Ellis Peters has a lot to answer for. Her Brother Cadfael mysteries unleashed a whole plethora of historical crime fiction on the crime reading public. Some of it is very good - think Lindsey Davis - some of it...well, let's not even go there. So when I picked up yet another Roman mystery in my local library, I shuddered at the publisher's blurb on the front cover "Every bit as enthralling as Steven Saylor and Lindsey Davis". Now, I like and admire both authors immensely, but this kind of blurb usually leads to disappointment, so I opened Ruso and the demented doctor with some trepidation.

And at first I was worried. Set in Britain during the Roman occupation, the novel (the second in the series) follows Ruso, an Army doctor, and his slave-girl companion, Tilla (a Briton) on their adventures across Britain. In this case up to the border with those pesky Roman hating Northern tribes. It was all very jolly, and rather Lindsey Davis derivative; and then suddenly it took off, and became really good, and I was completely hooked.

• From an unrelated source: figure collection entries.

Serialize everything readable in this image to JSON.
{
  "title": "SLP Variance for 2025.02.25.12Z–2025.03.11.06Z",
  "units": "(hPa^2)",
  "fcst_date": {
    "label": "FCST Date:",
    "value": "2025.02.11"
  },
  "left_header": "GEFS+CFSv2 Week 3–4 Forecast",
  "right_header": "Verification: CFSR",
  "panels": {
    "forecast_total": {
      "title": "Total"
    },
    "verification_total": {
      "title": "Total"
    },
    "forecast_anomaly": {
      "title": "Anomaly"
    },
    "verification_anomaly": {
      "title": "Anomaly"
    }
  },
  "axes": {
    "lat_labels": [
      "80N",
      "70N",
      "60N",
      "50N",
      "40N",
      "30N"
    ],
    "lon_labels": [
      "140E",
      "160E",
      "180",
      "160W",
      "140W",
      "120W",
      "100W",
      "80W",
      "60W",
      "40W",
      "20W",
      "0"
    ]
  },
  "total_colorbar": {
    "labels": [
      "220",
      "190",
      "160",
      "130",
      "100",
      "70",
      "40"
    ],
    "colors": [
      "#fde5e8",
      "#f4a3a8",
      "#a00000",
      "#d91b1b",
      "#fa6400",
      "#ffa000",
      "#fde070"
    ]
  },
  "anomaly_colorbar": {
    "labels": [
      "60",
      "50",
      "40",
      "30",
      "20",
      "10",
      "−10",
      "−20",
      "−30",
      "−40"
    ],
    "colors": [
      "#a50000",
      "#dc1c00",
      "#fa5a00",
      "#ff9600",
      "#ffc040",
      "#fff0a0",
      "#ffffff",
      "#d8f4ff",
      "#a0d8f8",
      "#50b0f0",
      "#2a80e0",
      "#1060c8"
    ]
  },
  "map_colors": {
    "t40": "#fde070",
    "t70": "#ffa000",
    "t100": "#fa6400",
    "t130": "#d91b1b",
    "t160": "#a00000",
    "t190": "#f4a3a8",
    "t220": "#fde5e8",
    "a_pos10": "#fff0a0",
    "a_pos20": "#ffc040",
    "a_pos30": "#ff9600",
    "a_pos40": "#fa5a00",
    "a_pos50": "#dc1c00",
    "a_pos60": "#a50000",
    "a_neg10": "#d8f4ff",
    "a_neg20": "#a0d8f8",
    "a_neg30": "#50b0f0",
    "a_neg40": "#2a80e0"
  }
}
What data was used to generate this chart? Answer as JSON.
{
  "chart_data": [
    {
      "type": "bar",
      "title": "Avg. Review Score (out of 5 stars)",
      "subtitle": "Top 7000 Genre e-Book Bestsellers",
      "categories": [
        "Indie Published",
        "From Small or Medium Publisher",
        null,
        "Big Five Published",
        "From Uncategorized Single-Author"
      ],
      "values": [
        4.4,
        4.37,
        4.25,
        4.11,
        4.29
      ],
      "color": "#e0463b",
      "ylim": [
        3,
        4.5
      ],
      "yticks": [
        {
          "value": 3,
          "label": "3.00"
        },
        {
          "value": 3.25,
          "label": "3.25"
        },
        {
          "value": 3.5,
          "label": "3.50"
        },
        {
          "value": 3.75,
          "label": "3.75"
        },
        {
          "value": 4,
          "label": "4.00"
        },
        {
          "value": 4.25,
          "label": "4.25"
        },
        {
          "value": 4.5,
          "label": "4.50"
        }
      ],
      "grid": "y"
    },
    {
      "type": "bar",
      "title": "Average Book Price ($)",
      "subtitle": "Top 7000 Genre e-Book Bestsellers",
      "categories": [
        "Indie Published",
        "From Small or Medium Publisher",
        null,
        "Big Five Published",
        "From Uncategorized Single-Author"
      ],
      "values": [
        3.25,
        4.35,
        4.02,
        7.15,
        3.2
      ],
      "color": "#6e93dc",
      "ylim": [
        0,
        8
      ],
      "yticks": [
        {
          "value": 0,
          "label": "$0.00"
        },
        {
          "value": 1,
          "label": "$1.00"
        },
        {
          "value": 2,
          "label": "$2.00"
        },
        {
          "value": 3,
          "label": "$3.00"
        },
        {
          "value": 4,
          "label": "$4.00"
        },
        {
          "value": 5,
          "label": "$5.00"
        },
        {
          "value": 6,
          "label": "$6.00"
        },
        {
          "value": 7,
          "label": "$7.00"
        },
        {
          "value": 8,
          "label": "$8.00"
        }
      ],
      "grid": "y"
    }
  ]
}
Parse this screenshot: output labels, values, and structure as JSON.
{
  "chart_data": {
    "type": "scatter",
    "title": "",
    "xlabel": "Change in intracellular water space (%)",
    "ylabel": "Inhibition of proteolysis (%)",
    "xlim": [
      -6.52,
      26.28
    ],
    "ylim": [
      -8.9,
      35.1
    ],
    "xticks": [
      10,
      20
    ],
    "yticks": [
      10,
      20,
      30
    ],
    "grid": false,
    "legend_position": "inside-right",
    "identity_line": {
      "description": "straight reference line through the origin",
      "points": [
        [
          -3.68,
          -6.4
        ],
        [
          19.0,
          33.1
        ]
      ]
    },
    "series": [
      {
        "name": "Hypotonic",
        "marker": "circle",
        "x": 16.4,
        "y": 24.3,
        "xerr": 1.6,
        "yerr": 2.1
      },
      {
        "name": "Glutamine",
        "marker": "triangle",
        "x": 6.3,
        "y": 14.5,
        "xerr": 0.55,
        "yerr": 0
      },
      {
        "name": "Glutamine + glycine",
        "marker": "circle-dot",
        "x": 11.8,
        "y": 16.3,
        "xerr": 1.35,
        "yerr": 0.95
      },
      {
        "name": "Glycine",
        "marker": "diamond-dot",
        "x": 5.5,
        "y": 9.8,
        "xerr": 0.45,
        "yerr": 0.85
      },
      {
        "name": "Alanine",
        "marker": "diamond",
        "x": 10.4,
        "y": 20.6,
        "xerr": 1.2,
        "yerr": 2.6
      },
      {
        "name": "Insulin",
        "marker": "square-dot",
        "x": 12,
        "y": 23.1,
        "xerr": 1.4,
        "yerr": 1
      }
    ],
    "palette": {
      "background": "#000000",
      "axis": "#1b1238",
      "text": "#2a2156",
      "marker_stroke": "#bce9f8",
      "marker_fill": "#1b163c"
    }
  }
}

R.S. Downie (sometimes published as Ruth Downie) shouldn't be compared to either Saylor or Davis. She's very different from both. She can be funny, but not truly in the Davis mould; neither does she have the gravitas and academic background of Saylor. But she tells a crackingly good tale, and her characters come wonderfully to life. There were moments of true poignancy here, where I was genuinely touched. And what's more it is a stunningly good crime story with a plethora of possible villains, and a neat ending.

The writer who she actually reminded me of the most was Rosemary Sutcliff. The British background was well developed and she has a real sympathy for her characters. A little more historical research and this would be a very fine addition to an expanding canon of Roman crime stories. I look forward with some enthusiasm to reading more in this series.

Incidentally it also opened with a great quote from Martial, which I must repeat "Difficult or easy, pleasant or bitter, you are the same you: I cannot live with you - or without you."